Court Opinion

ID: 7278682
Source: CourtListenerOpinion
Date Created: 2022-07-25 20:03:23.956906+00
Date Added: 2024-06-11T16:18:58.196854
License: Public Domain

Mr. Chief Justice Shepard
delivered the opinion of the Court:
The practice pursued by the court in this case is in accord with a suggestion formerly made by this court regarding the' directing of verdicts in suits of this character,* and the question presented by the appeal is the liability of the Philadelphia, Baltimore, and Washington Railroad Company for the death of one of its employees on its railroad tracks, jointly used with other railroad companies, by the negligence of employees of the Southern Railway Company in the management of an engine on said tracks.

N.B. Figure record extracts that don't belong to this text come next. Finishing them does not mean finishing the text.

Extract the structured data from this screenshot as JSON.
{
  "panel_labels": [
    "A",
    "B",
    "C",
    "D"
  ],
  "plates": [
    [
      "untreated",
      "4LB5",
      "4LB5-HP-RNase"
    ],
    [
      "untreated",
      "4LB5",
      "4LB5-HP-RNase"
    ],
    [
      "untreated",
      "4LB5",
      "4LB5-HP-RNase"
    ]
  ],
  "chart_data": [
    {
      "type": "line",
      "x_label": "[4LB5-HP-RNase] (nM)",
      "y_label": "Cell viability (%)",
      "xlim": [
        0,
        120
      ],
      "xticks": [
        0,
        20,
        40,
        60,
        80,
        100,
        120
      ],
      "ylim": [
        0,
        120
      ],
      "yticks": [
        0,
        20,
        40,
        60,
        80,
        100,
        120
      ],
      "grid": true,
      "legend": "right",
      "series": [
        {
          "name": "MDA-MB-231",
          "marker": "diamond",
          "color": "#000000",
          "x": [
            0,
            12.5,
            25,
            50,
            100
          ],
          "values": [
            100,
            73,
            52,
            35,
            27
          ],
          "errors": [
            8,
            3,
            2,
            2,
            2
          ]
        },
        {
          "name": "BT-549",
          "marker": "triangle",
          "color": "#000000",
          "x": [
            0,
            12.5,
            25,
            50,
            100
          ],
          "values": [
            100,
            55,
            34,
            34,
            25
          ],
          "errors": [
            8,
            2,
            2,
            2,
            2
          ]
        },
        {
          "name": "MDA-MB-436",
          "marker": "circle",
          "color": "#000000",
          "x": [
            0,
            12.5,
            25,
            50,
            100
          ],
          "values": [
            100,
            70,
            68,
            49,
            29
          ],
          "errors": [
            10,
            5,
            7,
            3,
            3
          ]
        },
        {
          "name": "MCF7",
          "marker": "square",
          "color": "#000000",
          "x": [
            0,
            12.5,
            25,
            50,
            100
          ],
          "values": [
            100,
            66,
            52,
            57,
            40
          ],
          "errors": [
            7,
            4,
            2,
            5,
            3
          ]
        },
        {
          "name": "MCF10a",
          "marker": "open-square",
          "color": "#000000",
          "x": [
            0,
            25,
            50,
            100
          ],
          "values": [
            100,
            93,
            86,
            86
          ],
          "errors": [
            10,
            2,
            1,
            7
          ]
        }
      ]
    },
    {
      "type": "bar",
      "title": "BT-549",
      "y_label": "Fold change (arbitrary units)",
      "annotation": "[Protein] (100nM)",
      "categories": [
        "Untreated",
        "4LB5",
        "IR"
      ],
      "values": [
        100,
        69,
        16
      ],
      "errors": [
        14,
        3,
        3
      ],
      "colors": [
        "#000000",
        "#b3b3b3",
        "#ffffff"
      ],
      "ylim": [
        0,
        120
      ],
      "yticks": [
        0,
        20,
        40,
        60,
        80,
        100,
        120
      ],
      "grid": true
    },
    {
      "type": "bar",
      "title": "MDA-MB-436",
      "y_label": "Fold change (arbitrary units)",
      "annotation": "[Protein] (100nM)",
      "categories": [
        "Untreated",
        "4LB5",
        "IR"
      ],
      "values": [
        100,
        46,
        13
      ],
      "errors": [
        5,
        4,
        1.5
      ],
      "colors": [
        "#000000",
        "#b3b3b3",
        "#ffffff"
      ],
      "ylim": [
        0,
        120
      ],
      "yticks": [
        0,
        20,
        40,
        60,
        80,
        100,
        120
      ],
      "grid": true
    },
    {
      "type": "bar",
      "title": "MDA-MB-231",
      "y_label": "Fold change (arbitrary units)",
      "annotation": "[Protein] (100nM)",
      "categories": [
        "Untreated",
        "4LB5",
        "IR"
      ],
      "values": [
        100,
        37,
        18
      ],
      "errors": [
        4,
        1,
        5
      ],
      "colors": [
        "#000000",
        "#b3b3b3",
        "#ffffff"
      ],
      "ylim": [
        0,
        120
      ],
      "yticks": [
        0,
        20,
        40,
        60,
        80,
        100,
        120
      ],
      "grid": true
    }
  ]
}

The question is not governed by those cases which have relation to leases by one railroad company to another for the operation of its tracks. The contract in this case by which the Southern Railway Company was entitled to the use of the tracks of the defendant between the Long Bridge and the union station was entered into by virtue of congressional legislation which provided for the building of the union station in Washington. Act of Congress approved February 12, 1901 (31 Stat. at L. 767, chap. 353) ; Act of Congress approved February 28, 1903 (32 Stat. at L. 909, chap. 856). This latter act authorized the defendant, the Baltimore & Ohio Railroad Company and the terminal company to contract each with the other or with any other railroad company or companies whose passenger traffic' may be moved over the railroads of either of said two railroad companies as provided in sec. 11, in regard to the construction, maintenance, use, or operation or any line or lines of railroad, terminals, terminal tracks, stations, or other works or properties, held, owned, or possessed by any of said companies within the District of, Columbia, or authorized so to be, or for the lease of the same upon such terms as may be agreed upon between the parties to any such contract.
It also provided that any railroad now or hereafter lawfully existing and authorized to extend a line of railroad into the District of Columbia, or having secured the right to operate over *287the lines of any other then existing railroad, to a point of connection with the tracks of said terminal company, shall have the right to the joint use of said station and terminals upon the payment of a reasonable compensation for the use of the same; and if the parties he unable to agree upon such terms, then the same shall be prescribed by the supreme court of the District of Columbia, upon petition of either party in interest, under such rules of procedure as the said court shall prescribe.
In Section 10 of the Act of 1901, which was continued in force in the Act of 1903, except in so far as it -was specifically changed in that act, provides that as to square two hundred and sixty-seven and square two hundred and seventy the Southern Railway Company (a railroad corporation of the State of Virginia, whose trains now move, and are expected to continue to move, to and from Washington over the tracks of the said Baltimore & Potomac Railroad Company and Washington Southern Railway Company, under agreements existing or hereafter to be made with the last-named companies granting the necessary right therefor) and its successors shall have the same rights of acquisition by purchase or condemnation, to be exercised under the same conditions, as are in this act provided for the acquisition of additional land by the Baltimore & Potomac Railroad Company; and such squares, when so acquired, may be used by said Southern Railway Company and its successors to accommodate the handling and delivery of local freight traffic and for its other corporate pux*poses in the District of Columbia.
It is apparent from these acts that Congress contemplated and provided for the construction of a general union station for all railroads passing through the District of Columbia. The railroad tracks belonging to the defendant and the Baltimore & Ohio Railroad Company wore required to be used by the Southern Railway Company and any other railroad companies hereafter entering the District of Columbia. This provision was not optional, and in case of the failure to agree, a tribunal was provided for determination of the amount of compensation. It is true that the contracts made under these statutes required the using companies to obey the rules and regulations of the *288defendant. Some general rules and regulations had to be observed in the conduct of the trains to prevent confusion and accident; and this was contemplated by Congress, which authorized the contracts.
It is clear then that the plaintiff’s intestate was an employee of the defendant; that he was killed upon defendant’s tracks by an engine operated by the- Southern Railway Company in accordance with the provision of the act of Congress and of the contract aforesaid. The negligence was the negligence of the Southern Railway Company, and not of the defendant, and the court was right in refusing to enter a judgment for the plaintiff on the verdict.
The judgment is affirmed.
As the proceeding has been authorized without costs, no costs will be taxed.

 See McNamara v. Washington Terminal Co. 37 App. D. C. 384, 398. Reporter.